Have the charity write an article about your company and its donation, and place the article on their website or blog. If a charity is willing to write 500 - 1000 words make sure they include the name of your company in the headline. Having your company name in the headline will help the article rise in search results which not only highlights the fact that they earned a donation, but that your company is generous. 

Charities are almost always understaffed, so writing an article may be a challenge for them. The solution is to write the article yourself and give it to them to edit. Once they've had a chance to look at it it's a simple matter for them to post the article. Posting an already completed article normally takes less than five minutes. 

Ask the charity to do a press release about the donation

The article about your donation is the most important thing they can do, but generating a press release and distributing it through a service like PR Newswire is a great way to follow it up. But writing a press release and distributing it can be time consuming and costly for a charity. The answer again is, do it yourself. Here is an article about how to write a press release that performs well in search. 

If you write the press release for the charity you can add a link to either the article on their site about the donation (and your company), or to some other web property. The cost of distributing a press release is usually a few hundred dollars, so write a second check to the charity for the amount of the press release so they'll have no out of pocket expense. All the charity needs to do at that point is go to PR Newswire or another distribution channel and post it. This will take about 20 minutes but it's a small price to pay as a thank you for the donation. 

Ask the charity to post about it on social media

Every charity has a Twitter account, or should. Chances are your company does too. While the article is the most important thing, and a press release second most important, social is easily third. Ask the charity to post about your donation on all of their social media channels. Make sure they mention your twitter or other social media handle when they do it. Ideally they should link to the article on their site about your donation. 

Smaller charities tend to be more flexible

If you give $1,000 to Harvard University chances are they won't write a glowing article about your company's generosity. But giving $1,000 to the local dog shelter could get you an article, a press release, social media love, and a free puppy. 

The bottom line here is that smaller charities are more flexible, especially if you do the work. 

Big donations? Maybe a split?

If your company can afford to give $20,000 to a charitable cause, why not give $10,000 to two charitable causes instead? You'll help both and possibly double the positive effect on your corporate social responsibility rating as well. 

Local charities have greater local impact

Local donations have a greater impact on local corporate responsibility visibility. For example, if you give to Rotary International you're giving to a worldwide organization with billions in assets. But if you give to a local Rotary Club you'll be making a huge impact locally and because they're small they'll be more willing to spread the word about your generosity. 

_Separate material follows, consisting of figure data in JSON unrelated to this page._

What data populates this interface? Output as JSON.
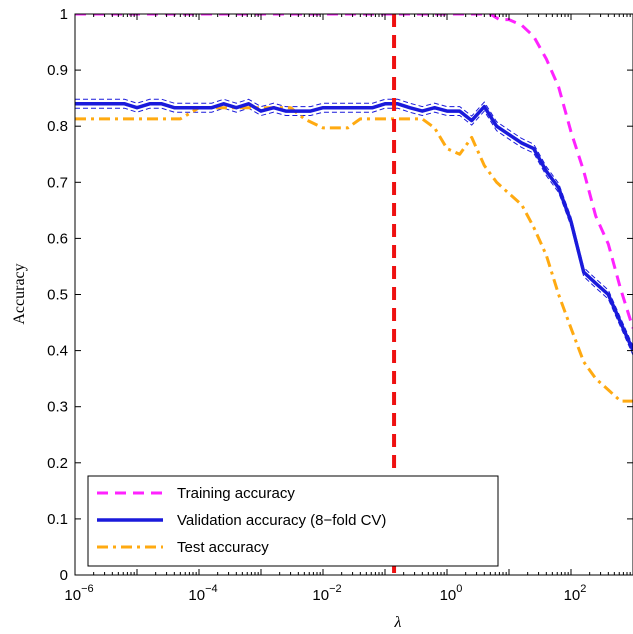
{
  "chart_data": {
    "type": "line",
    "xlabel": "λ",
    "ylabel": "Accuracy",
    "xscale": "log",
    "xlim": [
      1e-06,
      1000
    ],
    "ylim": [
      0,
      1
    ],
    "grid": false,
    "legend_position": "bottom-left",
    "x_ticks": [
      {
        "value": 1e-06,
        "base": "10",
        "exp": "−6"
      },
      {
        "value": 0.0001,
        "base": "10",
        "exp": "−4"
      },
      {
        "value": 0.01,
        "base": "10",
        "exp": "−2"
      },
      {
        "value": 1,
        "base": "10",
        "exp": "0"
      },
      {
        "value": 100,
        "base": "10",
        "exp": "2"
      }
    ],
    "y_ticks": [
      "0",
      "0.1",
      "0.2",
      "0.3",
      "0.4",
      "0.5",
      "0.6",
      "0.7",
      "0.8",
      "0.9",
      "1"
    ],
    "vertical_line": {
      "x": 0.14,
      "color": "#ee1111"
    },
    "series": [
      {
        "name": "Training accuracy",
        "color": "#ff22ff",
        "style": "dashed",
        "x": [
          1e-06,
          0.0001,
          0.01,
          1,
          5,
          7,
          10,
          16,
          25,
          40,
          63,
          100,
          160,
          250,
          400,
          630,
          1000
        ],
        "y": [
          1,
          1,
          1,
          1,
          1,
          0.99,
          0.99,
          0.98,
          0.96,
          0.92,
          0.87,
          0.79,
          0.72,
          0.64,
          0.59,
          0.51,
          0.44
        ]
      },
      {
        "name": "Validation accuracy (8−fold CV)",
        "color": "#1a1adb",
        "style": "solid",
        "x": [
          1e-06,
          1.6e-06,
          2.5e-06,
          4e-06,
          6.3e-06,
          1e-05,
          1.6e-05,
          2.5e-05,
          4e-05,
          6.3e-05,
          0.0001,
          0.00016,
          0.00025,
          0.0004,
          0.00063,
          0.001,
          0.0016,
          0.0025,
          0.004,
          0.0063,
          0.01,
          0.016,
          0.025,
          0.04,
          0.063,
          0.1,
          0.16,
          0.25,
          0.4,
          0.63,
          1,
          1.6,
          2.5,
          4,
          6.3,
          10,
          16,
          25,
          40,
          63,
          100,
          160,
          250,
          400,
          630,
          1000
        ],
        "y": [
          0.84,
          0.84,
          0.84,
          0.84,
          0.84,
          0.833,
          0.84,
          0.84,
          0.833,
          0.833,
          0.833,
          0.833,
          0.84,
          0.833,
          0.84,
          0.827,
          0.833,
          0.827,
          0.827,
          0.827,
          0.833,
          0.833,
          0.833,
          0.833,
          0.833,
          0.84,
          0.84,
          0.833,
          0.827,
          0.833,
          0.827,
          0.827,
          0.81,
          0.835,
          0.8,
          0.785,
          0.77,
          0.76,
          0.72,
          0.69,
          0.63,
          0.54,
          0.52,
          0.5,
          0.45,
          0.4
        ]
      },
      {
        "name": "Test accuracy",
        "color": "#ffaa11",
        "style": "dashdot",
        "x": [
          1e-06,
          2e-06,
          5e-06,
          1e-05,
          2e-05,
          5e-05,
          0.0001,
          0.0002,
          0.0005,
          0.001,
          0.003,
          0.005,
          0.01,
          0.016,
          0.025,
          0.04,
          0.06,
          0.1,
          0.2,
          0.4,
          0.63,
          1,
          1.6,
          2.5,
          4,
          6.3,
          10,
          16,
          25,
          40,
          63,
          100,
          160,
          250,
          400,
          630,
          1000
        ],
        "y": [
          0.813,
          0.813,
          0.813,
          0.813,
          0.813,
          0.813,
          0.833,
          0.833,
          0.833,
          0.833,
          0.833,
          0.813,
          0.797,
          0.797,
          0.797,
          0.813,
          0.813,
          0.813,
          0.813,
          0.813,
          0.797,
          0.76,
          0.75,
          0.78,
          0.73,
          0.7,
          0.68,
          0.66,
          0.62,
          0.57,
          0.5,
          0.44,
          0.38,
          0.35,
          0.33,
          0.31,
          0.31
        ]
      }
    ]
  }
}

For example, if your company is located in Marin County, California, you'd want to donate to a local club like the Rotary Club of Mill Valley. Then ask the club to have their PR chairperson do the aforementioned article on their site, the press release, and a Facebook mention of your company. 

You could take it further, you could ask the club to contact a local newspaper like the Marin Independent Journal (Marin IJ) and get a story written about the donation if it's significant enough. 

This kind of local donation coverage will show up everywhere, but it will rank more highly in the local area, in this example Marin County, than in other places.